The president is startled to look up and find a determined-looking man sitting on the left arm of his chair. The man, whose last name appears on his trousers, is Senator Joseph R. McCarthy of Wisconsin. He dips a pen in ink, and his intended action is clear; he, not Eisenhower, will sign the papers awaiting the president's attention. Or perhaps he plans to hand the pen to the president, then tell him how to sign the documents, which would be just as bad.
The cartoon raises many questions. Who, exactly, was Senator Joe McCarthy? (His given names were Joseph Raymond, but he wanted everyone, strangers and friends alike, to call him Joe.) And what made him think he could dictate policy to the president of the United States?
Joe McCarthy was a complex, fascinating, and highly controversial figure who left an indelible mark on the political life of America in the late 1940s and early 1950s, and whose influence is still felt today. This book will explore the questions about him that the cartoon raises, and many others. The story does not begin in Washington, D.C., where Joe McCarthy reached his zenith, but in the tiny farm community of Grand Chute, Wisconsin, where he was born on November 15, 1908, the fifth of seven children.
The McCarthy family's farm near Grand Chute, Wisconsin, around 1908, the year of Joe McCarthy's birth. Outagamie County Historical Society, Appleton, Wisconsin
1. Chickens, Groceries, and a High School Diploma
E VEN AS A BOY, Joe McCarthy was ambitious. "Joe always wanted to do something," his younger sister Anna Mae recalled in a 1970s interview. "He never kept still. He was always exploding on something."
Joe grew up in a large Irish American family on his father's 141-acre farm. The farm had been purchased for his father, Tim, by his father, who had emigrated from Ireland during the deadly potato famine of the mid-1800s and homesteaded in Wisconsin in 1855. All the McCarthysTim, his wife Bridget, and their seven childrenhelped to keep the farm going. They raised corn, oats, barley, cabbage, and hay, and had several dozen cows, a coop full of chickens, and a few horses. The 1920s were a prosperous time in America, and the McCarthys did reasonably well, although they never seemed to have any extra money.

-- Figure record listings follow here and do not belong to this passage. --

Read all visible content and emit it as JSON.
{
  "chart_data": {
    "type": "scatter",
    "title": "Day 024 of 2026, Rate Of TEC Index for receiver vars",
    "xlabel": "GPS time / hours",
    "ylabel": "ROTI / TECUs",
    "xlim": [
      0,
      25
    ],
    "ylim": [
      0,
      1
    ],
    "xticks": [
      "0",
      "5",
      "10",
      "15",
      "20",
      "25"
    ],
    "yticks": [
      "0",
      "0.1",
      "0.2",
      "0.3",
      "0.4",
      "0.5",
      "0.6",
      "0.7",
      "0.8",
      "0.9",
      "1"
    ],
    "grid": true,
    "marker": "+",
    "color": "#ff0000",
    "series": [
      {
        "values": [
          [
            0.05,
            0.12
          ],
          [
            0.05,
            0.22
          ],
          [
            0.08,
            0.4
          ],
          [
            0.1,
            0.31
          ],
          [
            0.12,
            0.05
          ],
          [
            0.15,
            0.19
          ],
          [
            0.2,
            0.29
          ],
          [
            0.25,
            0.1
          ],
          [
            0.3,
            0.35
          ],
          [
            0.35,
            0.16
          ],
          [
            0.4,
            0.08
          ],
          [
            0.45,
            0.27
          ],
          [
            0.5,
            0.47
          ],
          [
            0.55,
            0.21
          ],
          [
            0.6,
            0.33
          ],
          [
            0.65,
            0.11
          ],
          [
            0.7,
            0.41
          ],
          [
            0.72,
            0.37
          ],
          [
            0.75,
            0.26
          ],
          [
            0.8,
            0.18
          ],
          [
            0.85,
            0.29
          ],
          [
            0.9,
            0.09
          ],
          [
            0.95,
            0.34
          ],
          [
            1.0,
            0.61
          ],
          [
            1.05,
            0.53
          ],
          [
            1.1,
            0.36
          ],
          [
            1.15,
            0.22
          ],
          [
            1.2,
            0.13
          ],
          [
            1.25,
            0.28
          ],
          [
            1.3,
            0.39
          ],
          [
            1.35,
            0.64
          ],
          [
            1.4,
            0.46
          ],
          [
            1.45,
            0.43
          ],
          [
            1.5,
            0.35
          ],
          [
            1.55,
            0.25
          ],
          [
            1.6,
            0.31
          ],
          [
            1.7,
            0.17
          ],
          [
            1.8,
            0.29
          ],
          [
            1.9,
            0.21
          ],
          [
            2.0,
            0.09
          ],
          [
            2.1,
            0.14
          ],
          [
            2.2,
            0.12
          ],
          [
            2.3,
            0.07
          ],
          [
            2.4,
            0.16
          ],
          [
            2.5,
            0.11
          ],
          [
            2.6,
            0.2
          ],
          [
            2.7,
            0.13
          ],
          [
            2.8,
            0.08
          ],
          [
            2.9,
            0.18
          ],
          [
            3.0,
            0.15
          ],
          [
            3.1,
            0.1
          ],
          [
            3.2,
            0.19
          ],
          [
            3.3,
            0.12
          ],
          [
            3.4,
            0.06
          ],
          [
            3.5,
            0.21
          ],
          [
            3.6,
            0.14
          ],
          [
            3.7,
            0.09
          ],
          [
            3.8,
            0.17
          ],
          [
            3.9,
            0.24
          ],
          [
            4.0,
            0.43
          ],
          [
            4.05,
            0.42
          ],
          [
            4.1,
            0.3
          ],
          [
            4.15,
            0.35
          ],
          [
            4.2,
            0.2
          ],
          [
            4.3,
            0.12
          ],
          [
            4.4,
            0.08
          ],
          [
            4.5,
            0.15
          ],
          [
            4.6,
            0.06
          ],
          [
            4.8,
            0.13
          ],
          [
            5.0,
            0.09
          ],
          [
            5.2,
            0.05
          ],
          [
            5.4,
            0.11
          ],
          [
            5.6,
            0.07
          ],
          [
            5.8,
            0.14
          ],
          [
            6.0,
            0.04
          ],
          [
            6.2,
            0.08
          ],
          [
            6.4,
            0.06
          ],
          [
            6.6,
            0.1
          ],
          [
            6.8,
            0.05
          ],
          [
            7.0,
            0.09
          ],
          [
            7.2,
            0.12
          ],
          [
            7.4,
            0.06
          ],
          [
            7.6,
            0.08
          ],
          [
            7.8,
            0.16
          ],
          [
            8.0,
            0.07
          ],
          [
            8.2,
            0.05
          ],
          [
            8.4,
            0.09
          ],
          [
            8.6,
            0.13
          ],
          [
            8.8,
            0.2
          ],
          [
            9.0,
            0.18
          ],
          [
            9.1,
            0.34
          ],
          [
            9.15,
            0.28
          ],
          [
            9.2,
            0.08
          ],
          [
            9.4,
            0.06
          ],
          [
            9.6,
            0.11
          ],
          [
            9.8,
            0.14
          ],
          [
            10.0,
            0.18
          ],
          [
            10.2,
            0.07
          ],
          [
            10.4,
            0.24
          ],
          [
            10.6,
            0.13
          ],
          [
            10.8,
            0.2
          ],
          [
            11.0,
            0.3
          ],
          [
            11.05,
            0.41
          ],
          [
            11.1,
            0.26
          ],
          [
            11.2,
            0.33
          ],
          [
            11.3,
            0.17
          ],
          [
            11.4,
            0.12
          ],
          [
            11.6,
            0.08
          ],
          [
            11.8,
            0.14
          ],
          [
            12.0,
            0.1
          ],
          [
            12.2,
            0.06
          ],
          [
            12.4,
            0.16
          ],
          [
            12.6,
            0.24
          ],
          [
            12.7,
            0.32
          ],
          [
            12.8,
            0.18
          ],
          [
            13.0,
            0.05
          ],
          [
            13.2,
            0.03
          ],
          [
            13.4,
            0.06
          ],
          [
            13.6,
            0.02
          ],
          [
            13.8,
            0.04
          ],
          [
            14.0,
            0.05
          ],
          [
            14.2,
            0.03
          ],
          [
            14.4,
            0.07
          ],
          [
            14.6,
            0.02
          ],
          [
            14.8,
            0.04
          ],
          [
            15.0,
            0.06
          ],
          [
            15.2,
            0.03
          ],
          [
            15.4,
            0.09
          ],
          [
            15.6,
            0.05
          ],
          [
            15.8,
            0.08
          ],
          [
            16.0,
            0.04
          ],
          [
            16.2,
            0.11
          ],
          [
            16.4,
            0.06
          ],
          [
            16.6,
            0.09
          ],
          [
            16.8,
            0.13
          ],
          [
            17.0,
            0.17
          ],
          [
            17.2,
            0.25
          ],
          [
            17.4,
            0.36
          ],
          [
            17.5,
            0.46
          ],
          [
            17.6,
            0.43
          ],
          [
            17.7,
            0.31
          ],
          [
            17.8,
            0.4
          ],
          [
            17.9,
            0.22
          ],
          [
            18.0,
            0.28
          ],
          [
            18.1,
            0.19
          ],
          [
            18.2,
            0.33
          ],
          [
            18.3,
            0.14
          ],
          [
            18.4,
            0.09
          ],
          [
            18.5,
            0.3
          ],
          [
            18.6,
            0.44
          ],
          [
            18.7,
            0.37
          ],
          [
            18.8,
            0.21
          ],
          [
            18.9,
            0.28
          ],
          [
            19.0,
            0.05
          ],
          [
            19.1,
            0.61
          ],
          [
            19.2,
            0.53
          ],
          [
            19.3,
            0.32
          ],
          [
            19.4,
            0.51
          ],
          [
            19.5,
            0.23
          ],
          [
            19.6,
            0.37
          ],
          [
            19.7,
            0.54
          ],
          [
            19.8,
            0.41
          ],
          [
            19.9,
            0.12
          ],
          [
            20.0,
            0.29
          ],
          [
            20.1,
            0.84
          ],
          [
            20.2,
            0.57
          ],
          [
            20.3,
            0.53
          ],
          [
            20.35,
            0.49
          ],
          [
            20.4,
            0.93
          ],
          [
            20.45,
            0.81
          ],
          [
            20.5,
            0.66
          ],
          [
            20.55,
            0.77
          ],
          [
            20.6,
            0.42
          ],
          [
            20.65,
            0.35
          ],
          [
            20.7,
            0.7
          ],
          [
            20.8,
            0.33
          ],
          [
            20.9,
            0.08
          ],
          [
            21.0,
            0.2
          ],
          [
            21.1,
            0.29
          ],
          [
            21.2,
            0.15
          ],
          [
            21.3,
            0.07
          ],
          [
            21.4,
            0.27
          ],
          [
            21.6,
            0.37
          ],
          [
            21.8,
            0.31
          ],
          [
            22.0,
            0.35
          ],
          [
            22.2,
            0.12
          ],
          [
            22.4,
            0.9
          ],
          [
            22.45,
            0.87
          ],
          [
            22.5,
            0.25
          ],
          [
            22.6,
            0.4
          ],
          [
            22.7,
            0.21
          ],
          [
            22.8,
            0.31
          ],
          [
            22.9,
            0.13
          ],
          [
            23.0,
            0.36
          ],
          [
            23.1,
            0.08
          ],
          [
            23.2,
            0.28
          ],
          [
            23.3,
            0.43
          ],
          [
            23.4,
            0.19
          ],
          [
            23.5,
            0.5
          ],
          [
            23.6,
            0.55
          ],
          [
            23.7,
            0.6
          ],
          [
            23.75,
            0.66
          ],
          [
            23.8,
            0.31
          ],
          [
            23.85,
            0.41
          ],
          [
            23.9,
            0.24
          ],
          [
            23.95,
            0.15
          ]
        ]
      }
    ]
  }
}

They were a close family. The boys worked with Tim in the fields and the cattle barn, while the girls helped Bridget with the household chores. Every Sunday, even in the snows of midwinter, the family drove to the nearby town of Appleton to attend mass at St. Mary's Roman Catholic Church.
When he was seven, Joe entered Underhill Elementary School, about a mile south of the McCarthy farm. It was a one-room schoolhouse in which a single teacher taught all eight grades, usually between twenty and thirty students. Joe was no scholar, but he had a quick mind and an excellent memory, and always got decent grades. He completed the seventh and eighth grades in just one year, and graduated in 1923 at the age of fourteen.
Joe was a good-looking boy whose features reflected his Irish heritage. Thick black hair topped his broad face. He had heavy eyebrows, blue eyes, and pale skin. Although he loved a good joke and laughed a lot, his expression could change in a flash from a smile to a frown.
Joe McCarthy (at right, in shadow), with his brothers William (left) and Howard (center) on the family farm.